The pandemic revealed a truth Azhar had known since his hawker days: adaptability is survival. Grit isn’t built in comfort — it’s forged in crisis.
Scaling Up Without Losing the Soul
Growth often brings the risk of losing the essence that made a business special in the first place. For Azhar, the test came in scaling the sambal, the heart of every Ayam Penyet plate. What once began as 1-kg batches in his mother’s kitchen grew to 200-kg productions in a central kitchen — without compromising flavour.
“Sambal is the heart of the dish,” Azhar often says, “and scaling it without losing its soul was one of my hardest challenges.”
Customers today still comment that the taste remains “just like the original.” That consistency isn’t just good operations; it’s cultural stewardship. In an industry where scaling often means compromise, Azhar proved that tradition and modernity can coexist.
Learning, Leading, and Giving Back
Azhar’s evolution from a young hawker helper to a business leader was shaped by continuous learning. He sought guidance from experienced mentors like Dr. Abdul Malik Hassan (CEO of Crave) and Mohamed Fazluddin, who helped him transition from a hands-on operator to a strategic leader.
He also understood early on that entrepreneurship is not a solo pursuit. Networks like Business Network International (BNI) and Monsters of the Deep (MOTD) gave him a community of peers to exchange ideas with. The kiosk concept that saved the business during the pandemic was born from these conversations.
Equally important to Azhar is how he leads his team. He invests in staff training, hygiene courses, and even closes outlets for company-wide outings — a bold move in a lean-margin industry. His belief is simple: when people feel valued, they give their best.
For him, leadership is not about standing above his team but standing with them.
Building with Purpose: Sustainability and Responsibility
Azhar’s vision for Zoul Nasi Ayam Penyet extends beyond profit. Sustainability and giving back are core to his leadership.
To reduce environmental impact, the company works with partners to collect and repurpose food waste like chicken bones and rice — aligning with Singapore’s national goal of cutting landfill waste by 30% by 2030.
Every quarter, the company donates food to mosques and provides free meals to those in need. These aren’t marketing gestures but expressions of responsibility to the community that has supported the business for decades.
Azhar also believes in opening doors for people who might otherwise be overlooked. By hiring and training staff from diverse backgrounds, he ensures the company grows together with its people.
From Humble Stall to National Heritage
Azhar’s story is not just a personal triumph. It is also a reflection of Singapore’s evolving food landscape.

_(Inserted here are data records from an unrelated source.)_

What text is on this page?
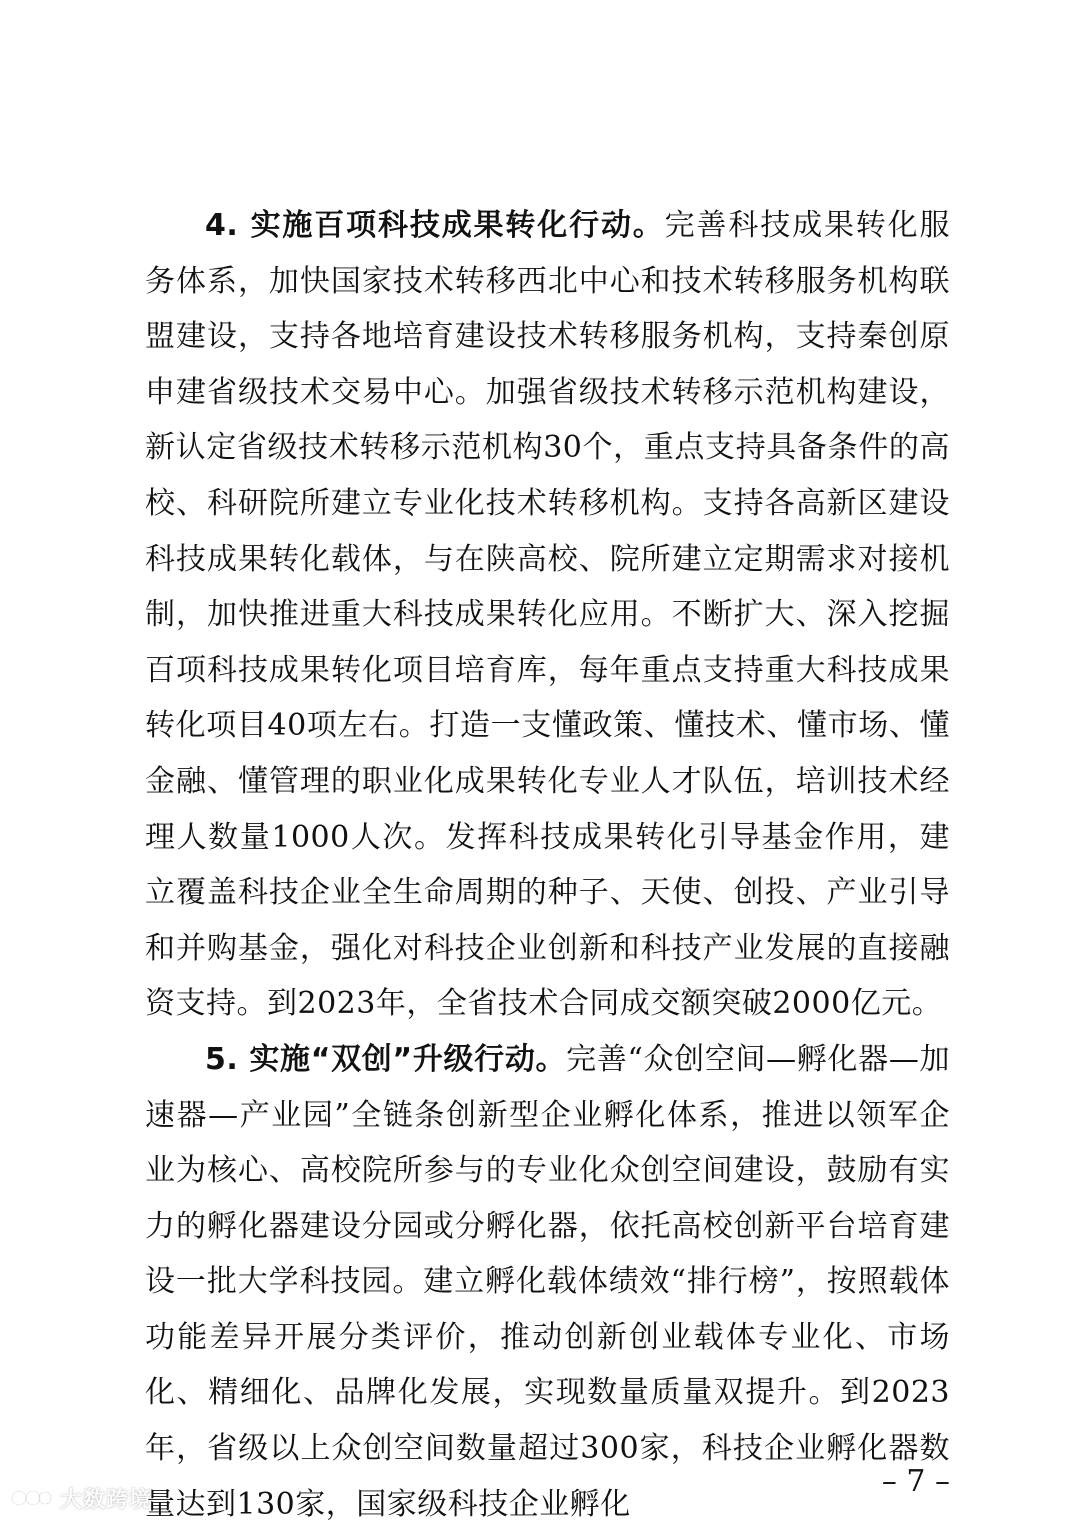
4. 实施百项科技成果转化行动。完善科技成果转化服务体系，加快国家技术转移西北中心和技术转移服务机构联盟建设，支持各地培育建设技术转移服务机构，支持秦创原申建省级技术交易中心。加强省级技术转移示范机构建设，新认定省级技术转移示范机构30个，重点支持具备条件的高校、科研院所建立专业化技术转移机构。支持各高新区建设科技成果转化载体，与在陕高校、院所建立定期需求对接机制，加快推进重大科技成果转化应用。不断扩大、深入挖掘百项科技成果转化项目培育库，每年重点支持重大科技成果转化项目40项左右。打造一支懂政策、懂技术、懂市场、懂金融、懂管理的职业化成果转化专业人才队伍，培训技术经理人数量1000人次。发挥科技成果转化引导基金作用，建立覆盖科技企业全生命周期的种子、天使、创投、产业引导和并购基金，强化对科技企业创新和科技产业发展的直接融资支持。到2023年，全省技术合同成交额突破2000亿元。

5. 实施“双创”升级行动。完善“众创空间—孵化器—加速器—产业园”全链条创新型企业孵化体系，推进以领军企业为核心、高校院所参与的专业化众创空间建设，鼓励有实力的孵化器建设分园或分孵化器，依托高校创新平台培育建设一批大学科技园。建立孵化载体绩效“排行榜”，按照载体功能差异开展分类评价，推动创新创业载体专业化、市场化、精细化、品牌化发展，实现数量质量双提升。到2023年，省级以上众创空间数量超过300家，科技企业孵化器数量达到130家，国家级科技企业孵化

– 7 –
大数跨境
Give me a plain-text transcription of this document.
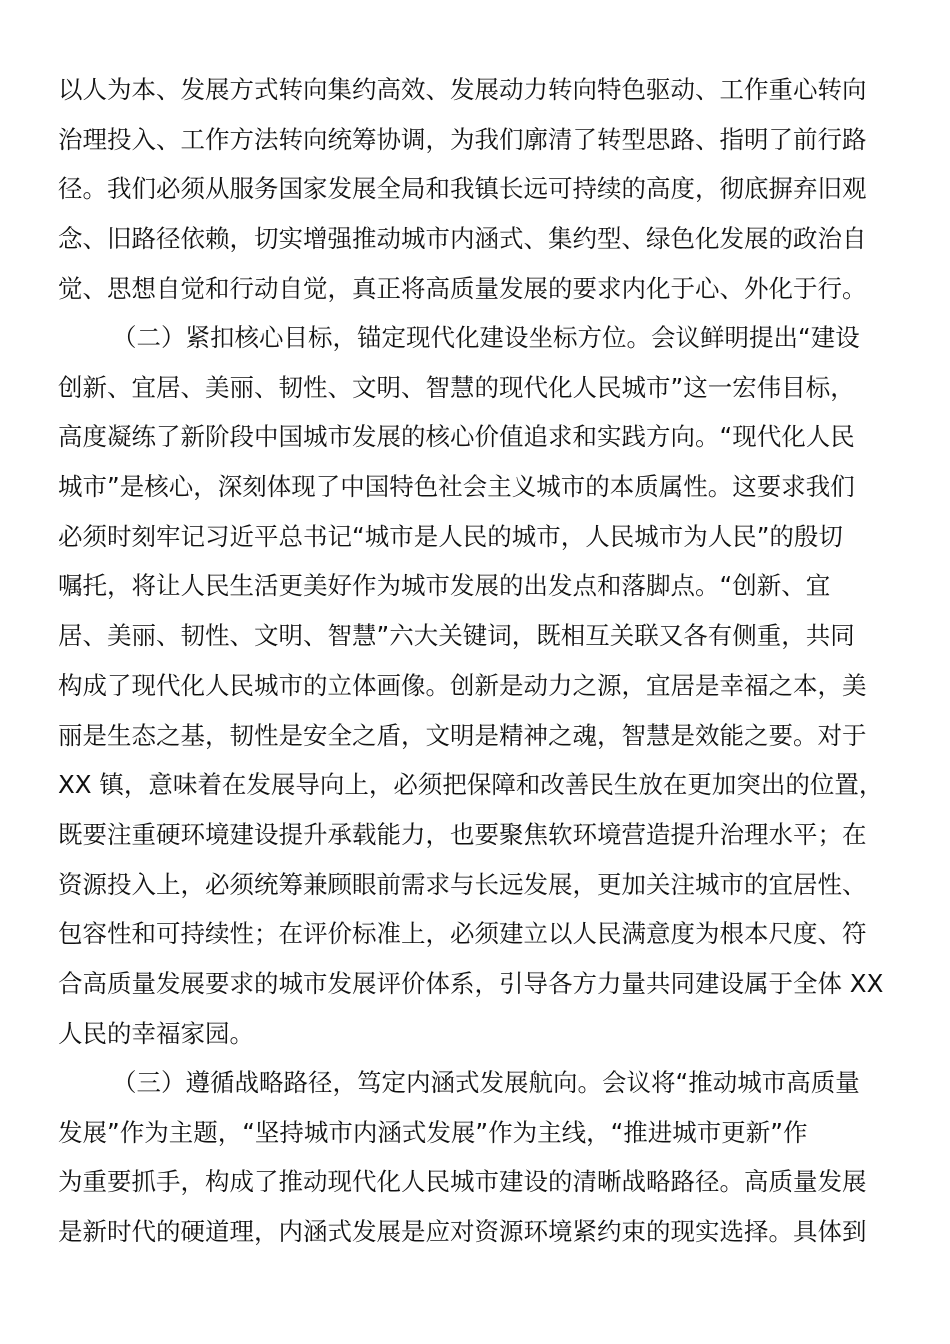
以人为本、发展方式转向集约高效、发展动力转向特色驱动、工作重心转向
治理投入、工作方法转向统筹协调，为我们廓清了转型思路、指明了前行路
径。我们必须从服务国家发展全局和我镇长远可持续的高度，彻底摒弃旧观
念、旧路径依赖，切实增强推动城市内涵式、集约型、绿色化发展的政治自
觉、思想自觉和行动自觉，真正将高质量发展的要求内化于心、外化于行。
（二）紧扣核心目标，锚定现代化建设坐标方位。会议鲜明提出“建设
创新、宜居、美丽、韧性、文明、智慧的现代化人民城市”这一宏伟目标，
高度凝练了新阶段中国城市发展的核心价值追求和实践方向。“现代化人民
城市”是核心，深刻体现了中国特色社会主义城市的本质属性。这要求我们
必须时刻牢记习近平总书记“城市是人民的城市，人民城市为人民”的殷切
嘱托，将让人民生活更美好作为城市发展的出发点和落脚点。“创新、宜
居、美丽、韧性、文明、智慧”六大关键词，既相互关联又各有侧重，共同
构成了现代化人民城市的立体画像。创新是动力之源，宜居是幸福之本，美
丽是生态之基，韧性是安全之盾，文明是精神之魂，智慧是效能之要。对于
XX 镇，意味着在发展导向上，必须把保障和改善民生放在更加突出的位置，
既要注重硬环境建设提升承载能力，也要聚焦软环境营造提升治理水平；在
资源投入上，必须统筹兼顾眼前需求与长远发展，更加关注城市的宜居性、
包容性和可持续性；在评价标准上，必须建立以人民满意度为根本尺度、符
合高质量发展要求的城市发展评价体系，引导各方力量共同建设属于全体 XX
人民的幸福家园。
（三）遵循战略路径，笃定内涵式发展航向。会议将“推动城市高质量
发展”作为主题，“坚持城市内涵式发展”作为主线，“推进城市更新”作
为重要抓手，构成了推动现代化人民城市建设的清晰战略路径。高质量发展
是新时代的硬道理，内涵式发展是应对资源环境紧约束的现实选择。具体到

Hawker stalls were once symbols of survival — simple, hardworking businesses feeding families. Today, they are cultural icons. In carrying his family’s recipe forward through Zoul Nasi Ayam Penyet, Azhar is preserving a piece of Singapore’s heritage.
The business has been recognised with the Singapore Top Heritage Cuisine Award (2021) and featured in national media, but the accolades are just milestones. What drives him is not the recognition — it’s the responsibility to keep the legacy alive.
Staying Grounded in Simplicity
Even as he explores franchising and expansion, Azhar remains grounded. He believes growth should never come at the expense of values.
His philosophy — “Keep things simple” — has guided him from the beginning. It’s why he dared to pivot overnight, why he overcame the pandemic, and why he continues to lead with purpose.
“Sometimes you win, sometimes you learn,” Azhar says. To him, entrepreneurship isn’t about perfection. It’s about perseverance.